A look back at the days when making a brew had to have a certain style
The humble brew is anything but when you look back in history. The traditional tea or coffee set ruled in the days long before anyone had dreamed up teabags and instant granules! There are many variations on the traditional set and generally the more pieces, the more desirable it is. Similarly, a set is always worth more than the value of its individual items such as kettles, hot milk jugs and bachelor teapots. Sets became popular in the late 1700s thanks to lower tea prices and a rise in availability of different blends. The traditional three-piece tea set (consisting of a teapot, sugar bowl and cream jug) is much more common than a four-piece, which usually adds a coffee pot, and is more sought-after with collectors. A set is only a set if all the marks on each piece are the same. Milk jugs and sugar basins should bear one full set of marks; teapots and coffee pots should bear the full marks on the body with maker’s mark, lion passant, date letter and monarch’s head duty mark on the lid. Likewise, if there is a silver handle or detachable finial these should also be marked.

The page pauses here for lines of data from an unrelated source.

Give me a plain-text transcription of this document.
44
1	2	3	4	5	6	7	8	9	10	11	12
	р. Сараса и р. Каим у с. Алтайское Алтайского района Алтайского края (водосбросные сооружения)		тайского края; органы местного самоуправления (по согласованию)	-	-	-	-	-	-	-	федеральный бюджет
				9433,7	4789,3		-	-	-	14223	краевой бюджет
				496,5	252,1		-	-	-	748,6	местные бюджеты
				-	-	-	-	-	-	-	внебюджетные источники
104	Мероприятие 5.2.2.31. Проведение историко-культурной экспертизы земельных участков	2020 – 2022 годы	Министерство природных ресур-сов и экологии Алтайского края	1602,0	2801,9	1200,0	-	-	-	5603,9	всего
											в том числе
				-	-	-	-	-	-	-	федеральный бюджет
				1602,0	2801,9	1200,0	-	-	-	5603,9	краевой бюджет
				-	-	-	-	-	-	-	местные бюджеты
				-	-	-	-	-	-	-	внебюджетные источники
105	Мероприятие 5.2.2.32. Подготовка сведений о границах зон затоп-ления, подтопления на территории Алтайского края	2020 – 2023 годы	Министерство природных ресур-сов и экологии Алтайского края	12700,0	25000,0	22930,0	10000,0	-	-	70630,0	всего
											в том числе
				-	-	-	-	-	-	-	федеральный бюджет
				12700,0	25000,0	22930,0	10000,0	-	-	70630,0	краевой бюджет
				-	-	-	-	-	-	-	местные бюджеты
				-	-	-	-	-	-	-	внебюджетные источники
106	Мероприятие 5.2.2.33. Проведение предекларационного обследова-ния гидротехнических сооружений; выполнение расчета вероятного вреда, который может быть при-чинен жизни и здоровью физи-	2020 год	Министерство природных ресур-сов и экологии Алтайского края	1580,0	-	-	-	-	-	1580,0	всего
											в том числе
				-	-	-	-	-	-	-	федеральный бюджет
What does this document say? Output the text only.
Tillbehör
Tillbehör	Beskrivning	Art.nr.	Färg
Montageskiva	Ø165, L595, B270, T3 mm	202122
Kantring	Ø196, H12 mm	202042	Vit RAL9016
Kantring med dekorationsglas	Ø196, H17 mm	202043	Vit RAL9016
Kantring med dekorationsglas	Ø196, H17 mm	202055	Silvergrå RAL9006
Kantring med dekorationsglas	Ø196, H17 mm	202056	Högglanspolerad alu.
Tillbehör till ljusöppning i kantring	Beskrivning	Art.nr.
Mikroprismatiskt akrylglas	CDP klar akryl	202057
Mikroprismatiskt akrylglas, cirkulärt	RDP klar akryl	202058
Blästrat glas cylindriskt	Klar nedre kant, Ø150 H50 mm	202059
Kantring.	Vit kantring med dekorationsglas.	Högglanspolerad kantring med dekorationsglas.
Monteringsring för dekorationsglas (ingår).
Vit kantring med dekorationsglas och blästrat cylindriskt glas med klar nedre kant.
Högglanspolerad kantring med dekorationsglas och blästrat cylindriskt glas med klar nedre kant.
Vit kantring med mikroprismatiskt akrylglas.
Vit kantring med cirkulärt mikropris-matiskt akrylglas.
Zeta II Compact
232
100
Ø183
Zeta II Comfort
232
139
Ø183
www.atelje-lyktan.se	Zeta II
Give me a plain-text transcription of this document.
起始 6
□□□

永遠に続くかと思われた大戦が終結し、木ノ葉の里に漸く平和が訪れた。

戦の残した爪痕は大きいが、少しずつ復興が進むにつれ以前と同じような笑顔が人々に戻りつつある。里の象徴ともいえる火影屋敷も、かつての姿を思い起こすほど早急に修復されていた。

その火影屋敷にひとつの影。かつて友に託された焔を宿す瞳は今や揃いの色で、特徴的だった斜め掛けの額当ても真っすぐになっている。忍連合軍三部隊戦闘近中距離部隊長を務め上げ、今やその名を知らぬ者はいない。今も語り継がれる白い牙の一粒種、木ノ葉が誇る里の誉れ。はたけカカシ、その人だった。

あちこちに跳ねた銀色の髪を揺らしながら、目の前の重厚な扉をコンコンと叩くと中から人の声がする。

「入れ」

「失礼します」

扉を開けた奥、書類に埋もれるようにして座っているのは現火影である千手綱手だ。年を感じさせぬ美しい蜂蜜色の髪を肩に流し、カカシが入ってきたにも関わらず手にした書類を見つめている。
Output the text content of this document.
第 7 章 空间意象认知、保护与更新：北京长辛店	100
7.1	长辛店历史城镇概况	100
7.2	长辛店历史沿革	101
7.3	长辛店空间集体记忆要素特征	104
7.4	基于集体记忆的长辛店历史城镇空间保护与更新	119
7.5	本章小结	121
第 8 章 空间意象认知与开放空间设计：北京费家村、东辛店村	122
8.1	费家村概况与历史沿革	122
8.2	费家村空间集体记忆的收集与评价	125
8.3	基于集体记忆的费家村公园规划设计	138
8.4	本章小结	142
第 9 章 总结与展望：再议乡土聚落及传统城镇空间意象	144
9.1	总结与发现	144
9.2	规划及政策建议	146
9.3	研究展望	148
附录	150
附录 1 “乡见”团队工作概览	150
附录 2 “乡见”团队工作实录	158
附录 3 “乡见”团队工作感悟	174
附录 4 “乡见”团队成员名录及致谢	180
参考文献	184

Designs in tea sets tend to follow fashions of the time, with most services on the market today harking from the Victorian period. The teapot lid is nearly always domed, getting higher as time and fashions moved on. Teapots often had stands to stop the table surface from being scorched underneath and bone fillets were a common material used between the handle and teapot body to prevent heat being conducted to the drinker’s hand. Tea sets are not exclusively sold as one; when sold separately, dainty sugar basins were often called sweet meat baskets although they were likely only ever used for sugar. Tea kettles were also designed and sold individually, and when considering the minute differences between a coffee pot and a hot water jug (a coffee pot has a long curved or straight spout emanating from the belly of the body whereas a hot water jug has a shorter spout similar to a milk jug) many people disputed the practicalities of owning both.